Schwingungskritische Bearbeitungssituationen können durch die strukturdynamischen Eigenschaften der Maschine bei fast allen Bearbeitungsprozessen entstehen, so dass Technologieparameter, die für eine wirtschaftliche Bearbeitung signifikant sind, nicht voll ausgenutzt werden können [1]. Gängige Lösungsansätze zur Minimierung dieser Probleme sind passive Zusatzsysteme wie Hilfsmassendämpfer oder Schwingungstilger oder aktive Zusatzsysteme bei denen Energie von außen zugeführt werden muss. Hierbei handelt es sich jedoch um kundenspezifische und damit aufwändige und kostenintensive Lösungen [2].

In dem aktuellen Forschungsvorhaben IGF 20957 N werden Formgedächtnislegierungen im pseudoelastischen Werkstoffzustand eingesetzt, um nicht gewollte Schwingungen am Schneidwerkzeug zu dämpfen. Dazu wird der Effekt der mechanisch induzierten Pseudoelastizität genutzt, der ein besonders hohes quasi-elastisches Verformungsvermögen aufweist. Das Vermögen zur elastischen Verformung liegt bei Formgedächtnislegierungen in einer kristallographisch reversiblen Martensit-Austenit-Phasenumwandlung begründet [3]. Während eines Be- und Entlastungszyklus (in Form der zu betrachtenden zyklischen Schwingungsbelastung) eines FG-Elements wird eine ausgeprägte Umwandlungshysterese (charakterisiert durch Stauchung des FG-Elements und korrelierender anliegender mechanischer Spannung) durchlaufen, worauf ihr Dämpfungspotential basiert [4]. Eine größere durchlaufene Hysterese (hinsichtlich eingeschlossener Fläche) entspricht dabei einem höheren Dämpfungsvermögen (dissipierte Energie). Der Zusammenhang ist in Abbildung 2 dargestellt.

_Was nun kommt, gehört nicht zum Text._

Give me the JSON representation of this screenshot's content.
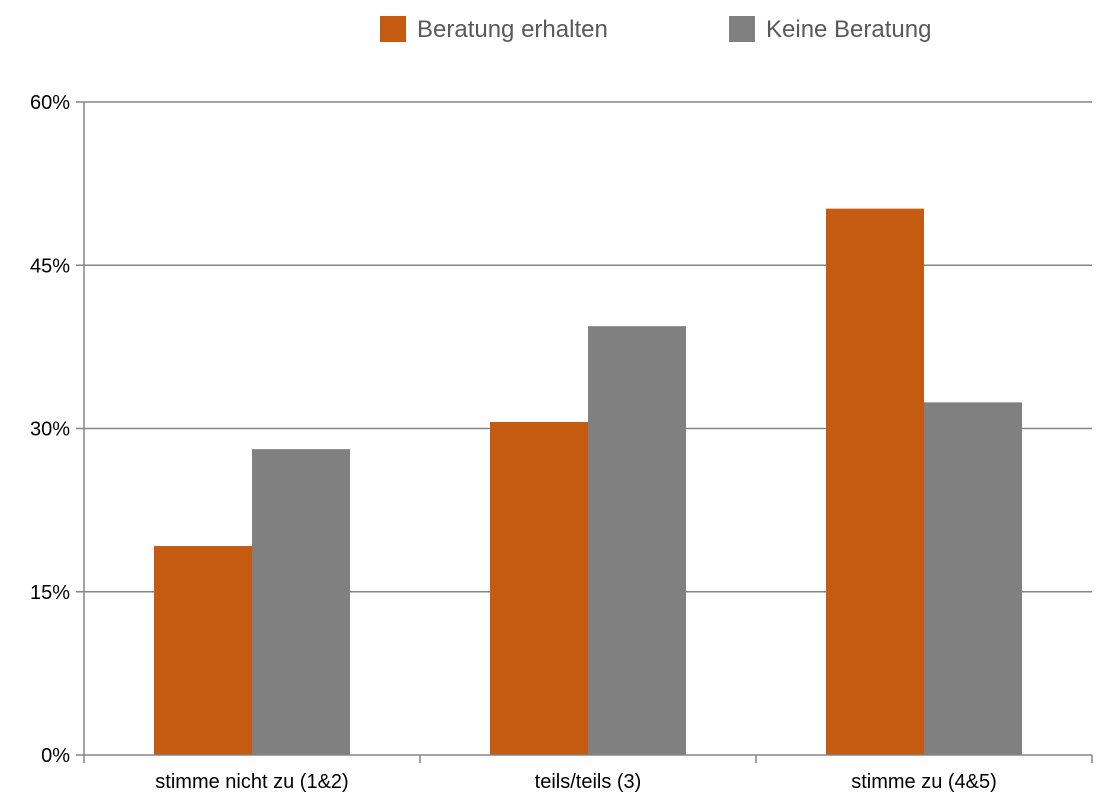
{
  "chart_data": {
    "type": "bar",
    "categories": [
      "stimme nicht zu (1&2)",
      "teils/teils (3)",
      "stimme zu (4&5)"
    ],
    "series": [
      {
        "name": "Beratung erhalten",
        "color": "#C55A11",
        "values": [
          19.2,
          30.6,
          50.2
        ]
      },
      {
        "name": "Keine Beratung",
        "color": "#808080",
        "values": [
          28.1,
          39.4,
          32.4
        ]
      }
    ],
    "yticks": [
      "0%",
      "15%",
      "30%",
      "45%",
      "60%"
    ],
    "ytick_values": [
      0,
      15,
      30,
      45,
      60
    ],
    "ylim": [
      0,
      60
    ],
    "title": "",
    "xlabel": "",
    "ylabel": "",
    "grid": true,
    "legend": "top-center"
  }
}
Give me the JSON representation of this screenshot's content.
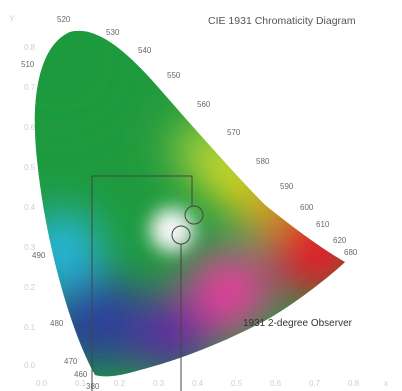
{
  "title": "CIE 1931 Chromaticity Diagram",
  "observer_label": "1931 2-degree Observer",
  "axes": {
    "y_axis_letter": "y",
    "x_axis_letter": "x",
    "y_ticks": [
      "0.8",
      "0.7",
      "0.6",
      "0.5",
      "0.4",
      "0.3",
      "0.2",
      "0.1",
      "0.0"
    ],
    "x_ticks": [
      "0.0",
      "0.1",
      "0.2",
      "0.3",
      "0.4",
      "0.5",
      "0.6",
      "0.7",
      "0.8"
    ]
  },
  "wavelength_labels": [
    "380",
    "460",
    "470",
    "480",
    "490",
    "510",
    "520",
    "530",
    "540",
    "550",
    "560",
    "570",
    "580",
    "590",
    "600",
    "610",
    "620",
    "680"
  ],
  "colors": {
    "green": "#1f9a3e",
    "yellow_green": "#a7d23b",
    "yellow": "#f0e61e",
    "orange": "#f3a21b",
    "red": "#e11d2b",
    "magenta": "#e93d9c",
    "violet": "#5b2ca0",
    "blue": "#2c3c9a",
    "cyan": "#28b8e6",
    "white_point": "#f6f6f6",
    "guide_line": "#444444"
  }
}
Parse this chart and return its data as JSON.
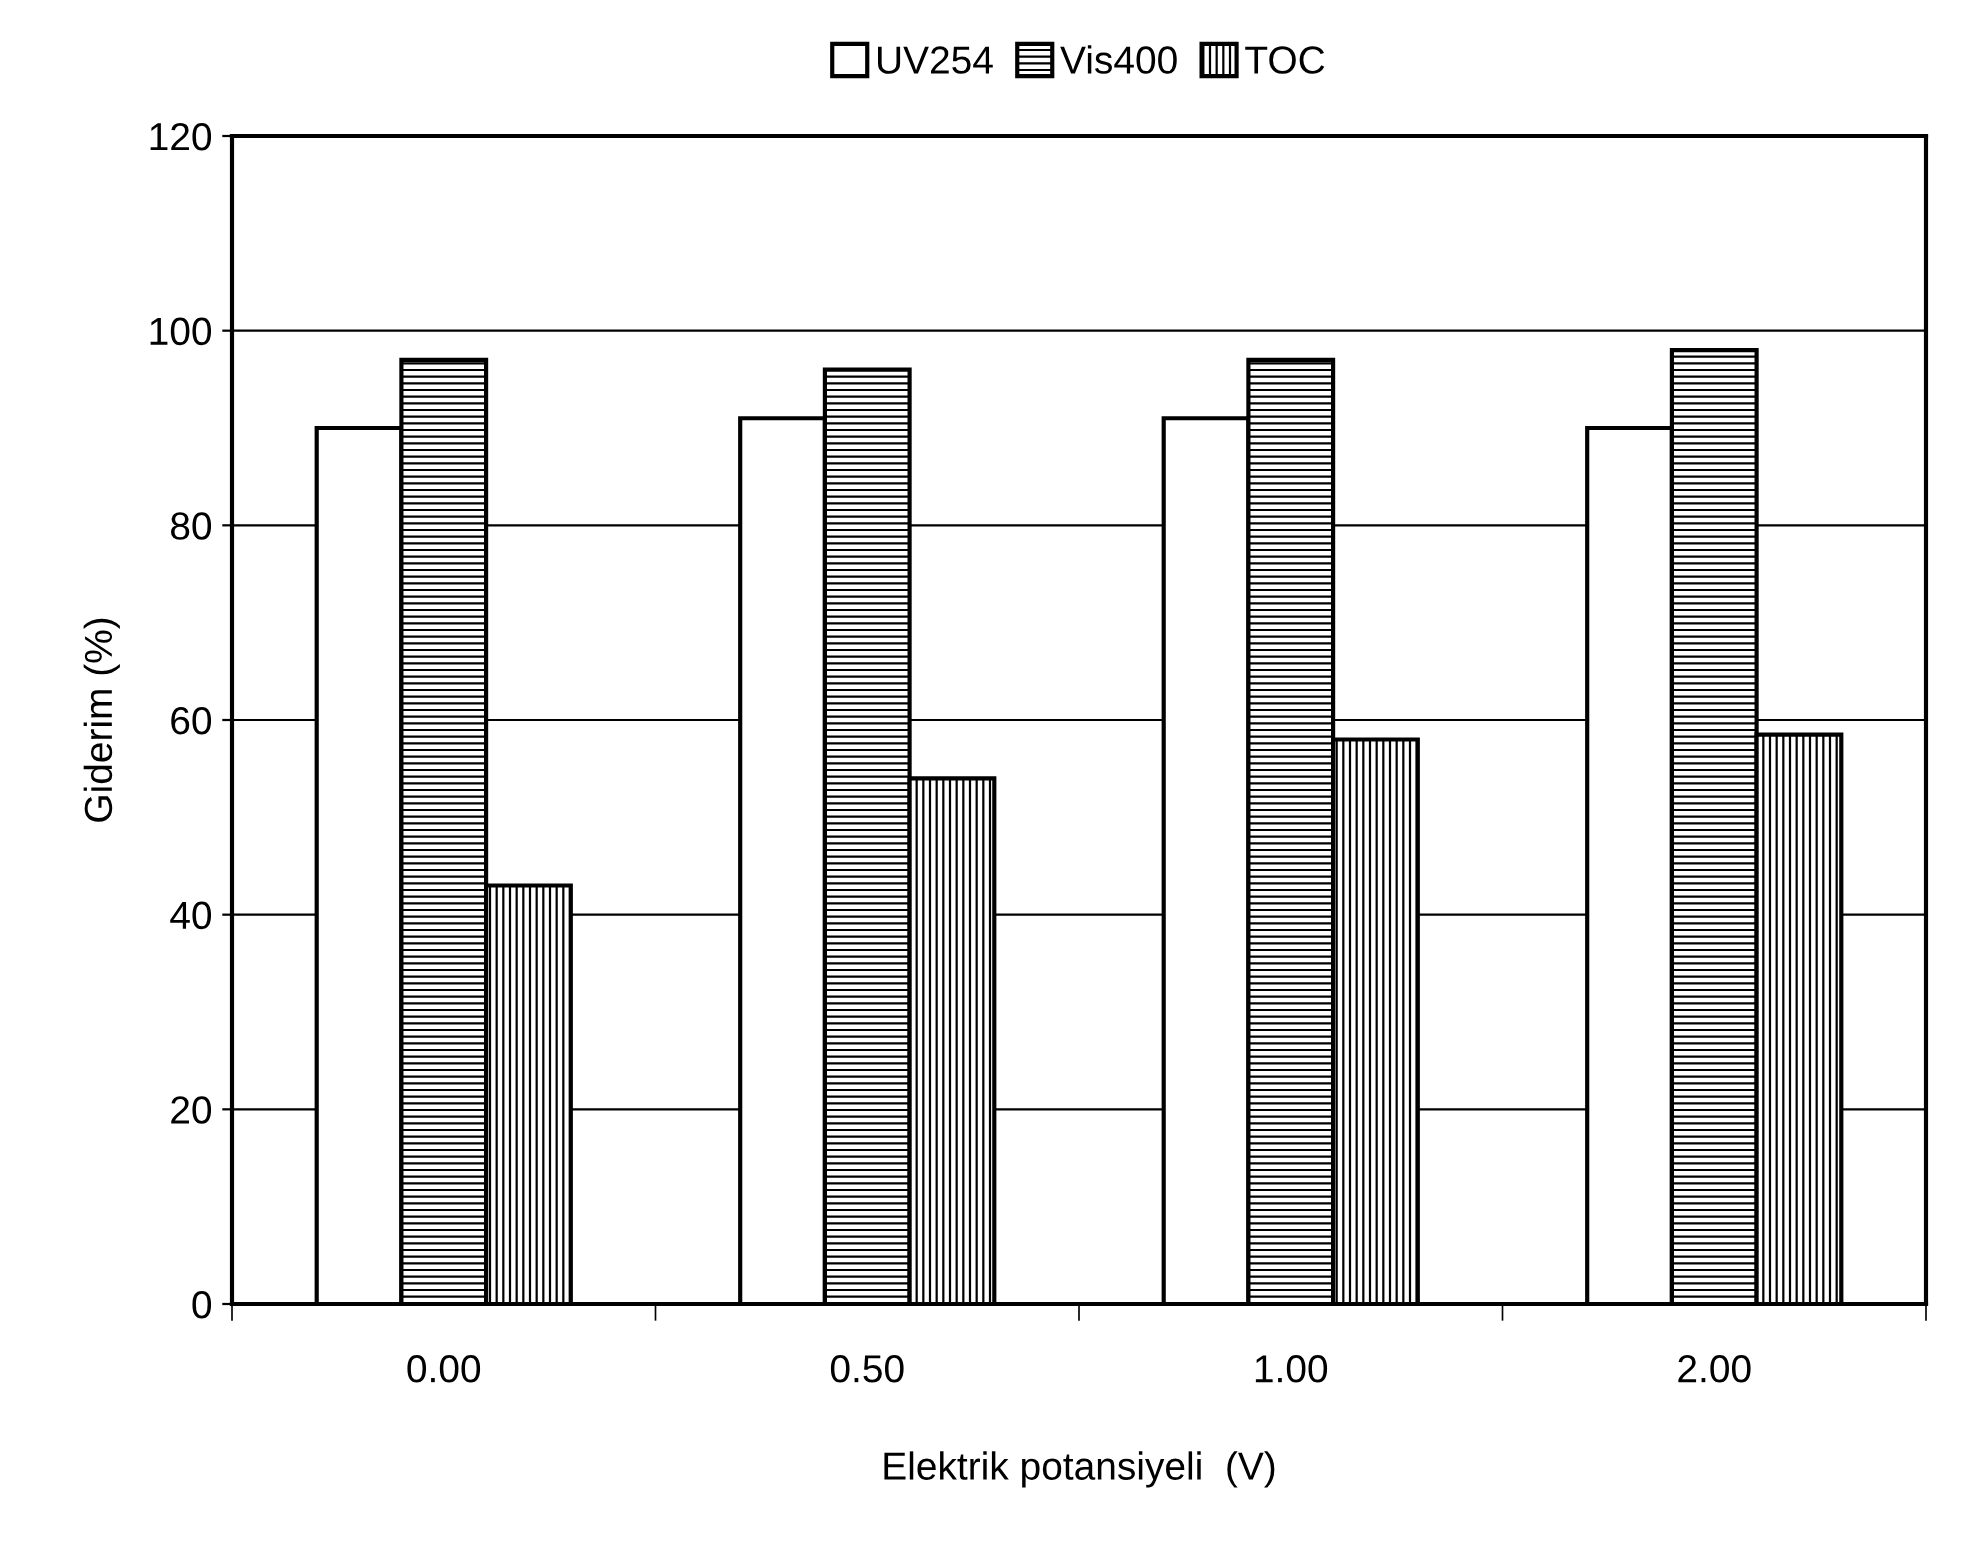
{
  "chart_data": {
    "type": "bar",
    "xlabel": "Elektrik potansiyeli  (V)",
    "ylabel": "Giderim (%)",
    "categories": [
      "0.00",
      "0.50",
      "1.00",
      "2.00"
    ],
    "series": [
      {
        "name": "UV254",
        "color": "#ffffff",
        "values": [
          90,
          91,
          91,
          90
        ]
      },
      {
        "name": "Vis400",
        "color": "#000000",
        "values": [
          97,
          96,
          97,
          98
        ]
      },
      {
        "name": "TOC",
        "color": "#000000",
        "values": [
          43,
          54,
          58,
          58.5
        ]
      }
    ],
    "ylim": [
      0,
      120
    ],
    "yticks": [
      0,
      20,
      40,
      60,
      80,
      100,
      120
    ],
    "grid": "y",
    "legend": "top"
  }
}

Um die gewünschten Dämpfungseffekte zu realisieren, müssen die FG-Elemente in den Kraftfluss der schwingungskritischen Maschinenkomponenten integriert werden. Dadurch werden die Elemente in den meisten Anwendungsszenarien einer Druckbelastung ausgesetzt. Da der Fokus von bisherigen Untersuchungen zum Dämpfungsverhalten von FGL zumeist auf den typischerweise zugbelasteten Drähten lag, war es notwendig grundlegende Untersuchungen zum Verhalten von druckbelasteten FG-Elementen in verschiedenen Werkstoffzuständen durchzuführen, um so die generelle Eignung zu identifizieren. Dazu wurden in [5] Druckversuche unter geringen dynamischen Belastungen an zylindrischen FG-Probekörpern mit parallel geschliffenen Stirnflächen durchgeführt. In diesem Zusammenhang wurde das Spannungs-Stauchungs-Verhalten in Abhängigkeit von unterschiedlichen Wärmebehandlungszuständen der FG-Elemente untersucht. Um die so gewonnenen Erkenntnisse durch Auswirkungen weiterer Einflussfaktoren auf das Materialverhalten zu ergänzen und dadurch eine breitere Datenbasis für die nächsten Entwicklungsschritte zu schaffen, wurden die Untersuchungen um die Einflüsse unterschiedlicher Legierungszusammensetzungen auf die Spannungs-Stauchungs-Eigenschaften unter geringen dynamischen Lasten erweitert.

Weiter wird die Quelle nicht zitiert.